The work is being led by researchers in the Division of Food Sciences in the School of Biosciences at the University of Nottingham’s Sutton Bonington campus, who are working with the Department of Electronic & Electrical Engineering at Loughborough University and in conjunction with soft fruit supplier Berryworld.
The Food and Drink iNet has awarded the team almost £46,500 of the just over £73,500 cost of the research project.
It was a chance discovery that led them to believe that cold plasma technology might be useful in the fruit sector. They had previously been using the technology – which involves a tiny controllable beam of plasma, similar to lightning - to control micro-organisms and to clean surfaces.
“While we were doing that we discovered that we could treat soft fruit with the plasma,” said Dr Cath Rees, senior lecturer in microbiology at The University of Nottingham.
Soft fruit is notoriously difficult to keep ‘fur free’ for long, as it bruises easily when handled and becomes contaminated. The cold plasma technology would present a way of eradicating moulds early in the packing process.
“Our findings showed that we could prevent that perennial problem of fruit going mouldy once you get it home.
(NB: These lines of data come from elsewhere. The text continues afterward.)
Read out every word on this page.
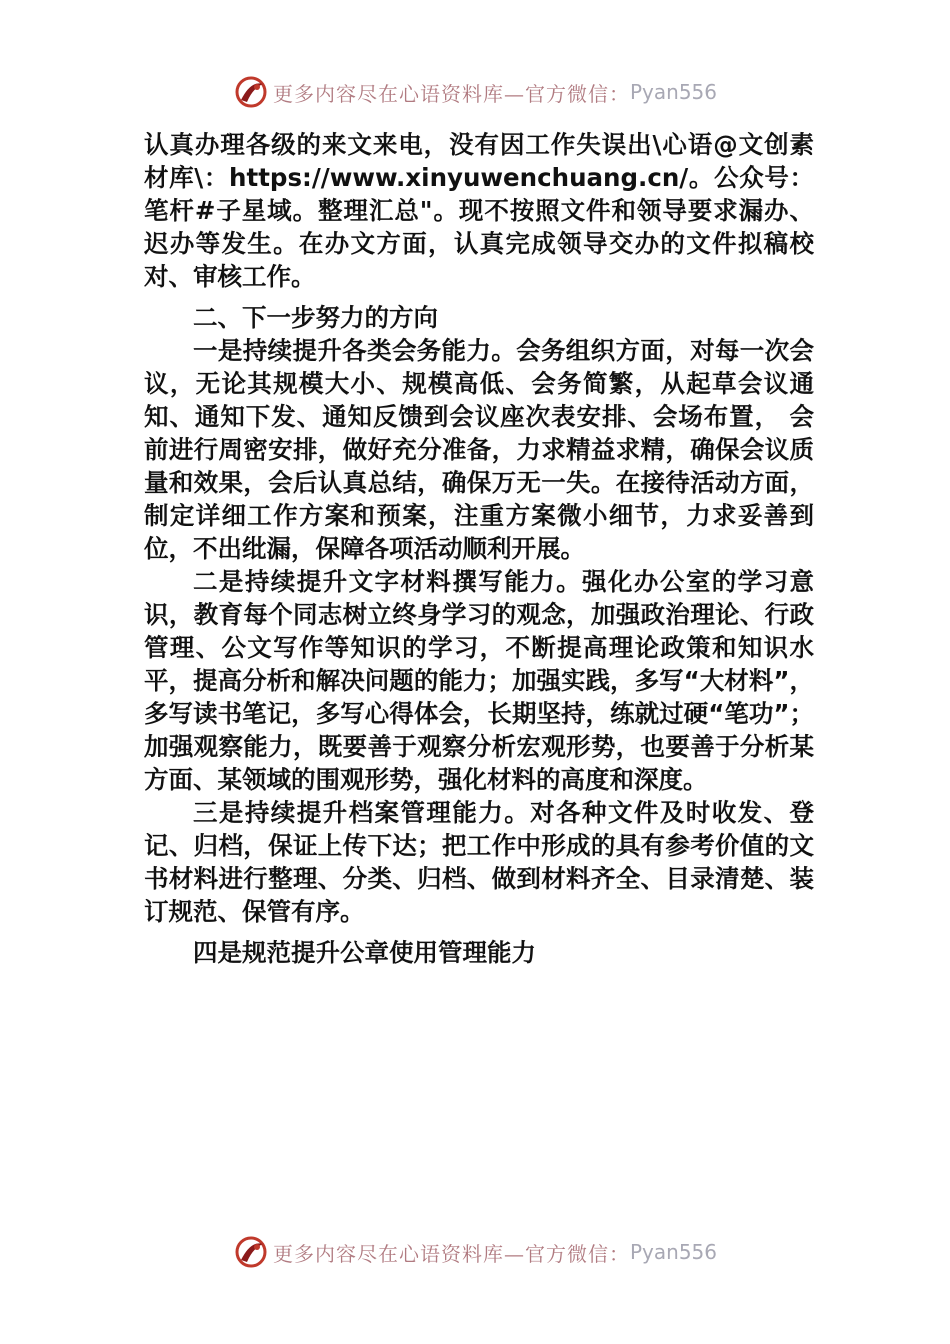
更多内容尽在心语资料库—官方微信： Pyan556

认真办理各级的来文来电，没有因工作失误出\心语@文创素材库\：https://www.xinyuwenchuang.cn/。公众号：笔杆#子星域。整理汇总"。现不按照文件和领导要求漏办、迟办等发生。在办文方面，认真完成领导交办的文件拟稿校对、审核工作。

二、下一步努力的方向

一是持续提升各类会务能力。会务组织方面，对每一次会议，无论其规模大小、规模高低、会务简繁，从起草会议通知、通知下发、通知反馈到会议座次表安排、会场布置， 会前进行周密安排，做好充分准备，力求精益求精，确保会议质量和效果，会后认真总结，确保万无一失。在接待活动方面，制定详细工作方案和预案，注重方案微小细节，力求妥善到位，不出纰漏，保障各项活动顺利开展。

二是持续提升文字材料撰写能力。强化办公室的学习意识，教育每个同志树立终身学习的观念，加强政治理论、行政管理、公文写作等知识的学习，不断提高理论政策和知识水平，提高分析和解决问题的能力；加强实践，多写“大材料”，多写读书笔记，多写心得体会，长期坚持，练就过硬“笔功”；加强观察能力，既要善于观察分析宏观形势，也要善于分析某方面、某领域的围观形势，强化材料的高度和深度。

三是持续提升档案管理能力。对各种文件及时收发、登记、归档，保证上传下达；把工作中形成的具有参考价值的文书材料进行整理、分类、归档、做到材料齐全、目录清楚、装订规范、保管有序。

四是规范提升公章使用管理能力

更多内容尽在心语资料库—官方微信： Pyan556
This means better value for the customers and fewer losses for the producers, who normally remove the mouldy ones before the fruit is sold,” said Dr Rees.
Millions of tonnes of soft fruit is lost and wasted each year through mould, and the team hopes this could prove to be a practical solution to the problem.
“Allowing us to try the cold plasma technology in a food context is all down to Food and Drink iNet sponsorship,” said Dr Rees.
The Food and Drink iNet aims to build on the tradition of innovation in the food and drink industry in the region by helping to create opportunities to develop knowledge and skills, and to help research, develop and implement new products, markets, services and processes. It is managed by a consortium, led by the Food and Drink Forum and including Food Processing Faraday, Nottingham Trent University, the University of Lincoln, and the University of Nottingham. It is based at Southglade Food Park, Nottingham, with advisors covering the East Midlands region.